Germany’s Economic Growth to Slow down in the Second Quarter, Says Bundesbank

Economic growth in Germany may slow down in the second quarter following the weather-backed growth in the first quarter, revealed the Bundesbank in its monthly report released on Monday. It also said that it expects the domestic demand to play a key role in supporting the economy in the foreseeable future.

Germany’s economy grew by 0.8 percent in the first three months of the year, the most in three years due to the unusually mild weather in the winter and higher domestic spending. The Bundesbank revealed that growth in spring will be slower due to the weather-linked boost in the first quarter, reported Reuters.

“GDP growth will nevertheless probably be relatively weak in the spring in seasonally and calendar-adjusted terms,” said Bundesbank.

It said that external shocks had increased recently due to the upheavals in Ukraine and economic risks in emerging economies, hence foreign demand will be subdued.

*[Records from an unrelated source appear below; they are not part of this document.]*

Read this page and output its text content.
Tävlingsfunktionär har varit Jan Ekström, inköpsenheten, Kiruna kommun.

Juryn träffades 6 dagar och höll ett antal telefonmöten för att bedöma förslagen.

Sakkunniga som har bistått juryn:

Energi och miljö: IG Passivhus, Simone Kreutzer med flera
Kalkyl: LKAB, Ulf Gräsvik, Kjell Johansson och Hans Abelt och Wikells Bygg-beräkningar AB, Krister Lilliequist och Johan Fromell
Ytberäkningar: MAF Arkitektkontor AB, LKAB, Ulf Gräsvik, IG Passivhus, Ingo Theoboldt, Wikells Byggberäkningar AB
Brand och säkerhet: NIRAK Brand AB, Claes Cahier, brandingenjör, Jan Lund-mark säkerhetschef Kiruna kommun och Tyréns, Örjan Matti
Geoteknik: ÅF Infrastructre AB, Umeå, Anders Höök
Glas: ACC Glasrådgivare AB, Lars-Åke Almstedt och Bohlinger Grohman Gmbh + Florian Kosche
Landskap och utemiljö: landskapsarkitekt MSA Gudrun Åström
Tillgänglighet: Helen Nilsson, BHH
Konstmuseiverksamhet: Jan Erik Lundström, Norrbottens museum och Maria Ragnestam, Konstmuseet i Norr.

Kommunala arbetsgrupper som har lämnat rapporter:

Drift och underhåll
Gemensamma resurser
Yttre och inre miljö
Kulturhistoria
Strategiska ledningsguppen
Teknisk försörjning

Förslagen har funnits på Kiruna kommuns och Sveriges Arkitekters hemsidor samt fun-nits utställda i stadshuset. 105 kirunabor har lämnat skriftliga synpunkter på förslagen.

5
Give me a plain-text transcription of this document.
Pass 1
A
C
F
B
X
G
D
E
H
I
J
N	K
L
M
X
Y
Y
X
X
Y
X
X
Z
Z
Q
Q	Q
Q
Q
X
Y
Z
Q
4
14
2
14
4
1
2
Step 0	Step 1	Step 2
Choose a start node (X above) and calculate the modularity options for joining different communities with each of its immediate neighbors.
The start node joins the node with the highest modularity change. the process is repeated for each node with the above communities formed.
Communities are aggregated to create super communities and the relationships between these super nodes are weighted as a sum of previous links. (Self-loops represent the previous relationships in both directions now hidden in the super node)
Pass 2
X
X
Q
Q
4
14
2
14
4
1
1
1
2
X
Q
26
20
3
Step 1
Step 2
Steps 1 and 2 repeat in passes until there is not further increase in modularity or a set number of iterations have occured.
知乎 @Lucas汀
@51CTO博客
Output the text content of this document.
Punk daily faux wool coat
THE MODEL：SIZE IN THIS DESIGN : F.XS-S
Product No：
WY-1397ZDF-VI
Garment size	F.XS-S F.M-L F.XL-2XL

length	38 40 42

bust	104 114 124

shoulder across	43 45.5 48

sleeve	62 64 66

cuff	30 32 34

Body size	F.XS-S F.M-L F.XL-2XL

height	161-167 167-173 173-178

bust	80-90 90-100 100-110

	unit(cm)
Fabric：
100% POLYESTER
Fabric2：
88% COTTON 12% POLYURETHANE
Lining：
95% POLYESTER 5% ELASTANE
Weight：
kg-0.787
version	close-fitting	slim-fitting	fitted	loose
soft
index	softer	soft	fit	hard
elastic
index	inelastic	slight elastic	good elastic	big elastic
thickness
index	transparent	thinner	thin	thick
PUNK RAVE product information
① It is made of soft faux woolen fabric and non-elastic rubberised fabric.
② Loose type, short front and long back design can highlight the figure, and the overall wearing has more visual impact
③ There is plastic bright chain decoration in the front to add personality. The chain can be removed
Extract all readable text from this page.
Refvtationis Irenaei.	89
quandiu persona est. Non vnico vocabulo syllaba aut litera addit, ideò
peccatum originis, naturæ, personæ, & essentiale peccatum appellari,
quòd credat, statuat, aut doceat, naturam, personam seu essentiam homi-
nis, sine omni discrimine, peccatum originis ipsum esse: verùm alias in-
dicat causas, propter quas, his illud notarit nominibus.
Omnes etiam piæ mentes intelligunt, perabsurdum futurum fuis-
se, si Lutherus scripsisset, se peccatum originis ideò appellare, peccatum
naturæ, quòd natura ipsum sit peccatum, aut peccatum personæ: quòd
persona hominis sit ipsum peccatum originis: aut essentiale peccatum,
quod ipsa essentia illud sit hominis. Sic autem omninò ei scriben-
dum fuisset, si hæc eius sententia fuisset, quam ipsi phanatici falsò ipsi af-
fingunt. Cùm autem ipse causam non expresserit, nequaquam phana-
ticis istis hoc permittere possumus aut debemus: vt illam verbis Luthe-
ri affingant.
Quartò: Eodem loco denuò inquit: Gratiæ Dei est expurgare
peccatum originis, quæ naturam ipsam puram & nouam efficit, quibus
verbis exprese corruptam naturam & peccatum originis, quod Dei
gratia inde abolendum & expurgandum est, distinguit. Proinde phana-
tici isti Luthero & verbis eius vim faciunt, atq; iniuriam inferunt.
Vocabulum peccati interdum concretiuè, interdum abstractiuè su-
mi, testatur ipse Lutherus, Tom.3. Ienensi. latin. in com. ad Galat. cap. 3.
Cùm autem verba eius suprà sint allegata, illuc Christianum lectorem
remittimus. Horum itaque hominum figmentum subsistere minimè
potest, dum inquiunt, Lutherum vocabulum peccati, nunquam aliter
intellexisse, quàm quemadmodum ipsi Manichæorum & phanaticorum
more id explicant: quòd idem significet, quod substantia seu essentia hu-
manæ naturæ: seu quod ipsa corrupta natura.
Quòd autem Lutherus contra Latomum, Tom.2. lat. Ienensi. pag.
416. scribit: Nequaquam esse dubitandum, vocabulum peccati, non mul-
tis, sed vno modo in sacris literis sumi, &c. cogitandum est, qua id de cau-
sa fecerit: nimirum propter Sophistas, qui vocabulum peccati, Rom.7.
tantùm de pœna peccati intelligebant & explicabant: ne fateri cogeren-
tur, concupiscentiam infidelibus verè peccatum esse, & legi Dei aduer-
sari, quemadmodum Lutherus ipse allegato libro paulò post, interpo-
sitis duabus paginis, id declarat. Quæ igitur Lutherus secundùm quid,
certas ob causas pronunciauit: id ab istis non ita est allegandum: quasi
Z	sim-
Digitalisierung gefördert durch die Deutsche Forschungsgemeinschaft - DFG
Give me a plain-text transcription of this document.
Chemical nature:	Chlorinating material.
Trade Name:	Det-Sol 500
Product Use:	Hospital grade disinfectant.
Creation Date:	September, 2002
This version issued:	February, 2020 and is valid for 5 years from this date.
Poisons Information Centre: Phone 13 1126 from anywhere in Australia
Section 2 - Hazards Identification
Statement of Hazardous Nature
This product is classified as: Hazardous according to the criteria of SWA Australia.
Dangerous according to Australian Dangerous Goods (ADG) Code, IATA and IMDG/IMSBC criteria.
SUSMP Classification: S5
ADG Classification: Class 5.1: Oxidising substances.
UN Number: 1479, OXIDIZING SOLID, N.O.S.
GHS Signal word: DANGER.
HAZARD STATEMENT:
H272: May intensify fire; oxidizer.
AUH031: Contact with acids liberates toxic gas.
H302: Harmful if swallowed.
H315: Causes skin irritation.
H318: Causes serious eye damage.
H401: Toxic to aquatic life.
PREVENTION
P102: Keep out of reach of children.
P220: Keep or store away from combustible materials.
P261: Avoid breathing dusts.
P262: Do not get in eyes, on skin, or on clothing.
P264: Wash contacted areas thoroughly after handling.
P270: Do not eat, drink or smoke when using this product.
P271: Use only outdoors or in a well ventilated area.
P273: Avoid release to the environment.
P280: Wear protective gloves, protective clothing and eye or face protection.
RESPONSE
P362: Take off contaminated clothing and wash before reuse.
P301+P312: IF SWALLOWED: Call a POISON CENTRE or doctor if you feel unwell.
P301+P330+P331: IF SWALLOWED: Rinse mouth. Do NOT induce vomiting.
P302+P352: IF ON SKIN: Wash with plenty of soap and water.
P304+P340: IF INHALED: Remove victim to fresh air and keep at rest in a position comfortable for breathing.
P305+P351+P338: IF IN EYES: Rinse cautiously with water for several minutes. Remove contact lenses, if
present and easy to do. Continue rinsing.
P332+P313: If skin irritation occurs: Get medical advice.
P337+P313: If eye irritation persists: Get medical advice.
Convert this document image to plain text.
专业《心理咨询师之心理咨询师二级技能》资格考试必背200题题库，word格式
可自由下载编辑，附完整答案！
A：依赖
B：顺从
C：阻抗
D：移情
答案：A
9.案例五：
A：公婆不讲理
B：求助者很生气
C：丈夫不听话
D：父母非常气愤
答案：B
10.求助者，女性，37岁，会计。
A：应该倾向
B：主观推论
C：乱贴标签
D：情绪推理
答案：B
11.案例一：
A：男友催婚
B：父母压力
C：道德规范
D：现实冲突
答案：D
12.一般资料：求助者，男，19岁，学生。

This means the growth will be mostly backed by domestic demand.

In a separate report, Germany’s Economy Minister Sigmar Gabriel said he will initiate a policy seeking to curb exports of arms to non-EU or NATO members, in what is a radical shift from the previous government under which the exports rose.

Germany exported arms worth 1.2 billion euros ($1.6 billion) between January and April, a slight decline from the similar period last year. Exports to non-NATO or non-EU nations rose to 650 million euros, a growth of 130 million euros ($178 million). This involves 97 million worth of arms to Brunei, 29 million euros to Algeria and 31 million euros to Saudi Arabia.

Germany was ranked the third biggest arms exporter in the world from 2008 to 2012 by the Stockholm International Peace Research Institute after Russia and the United States.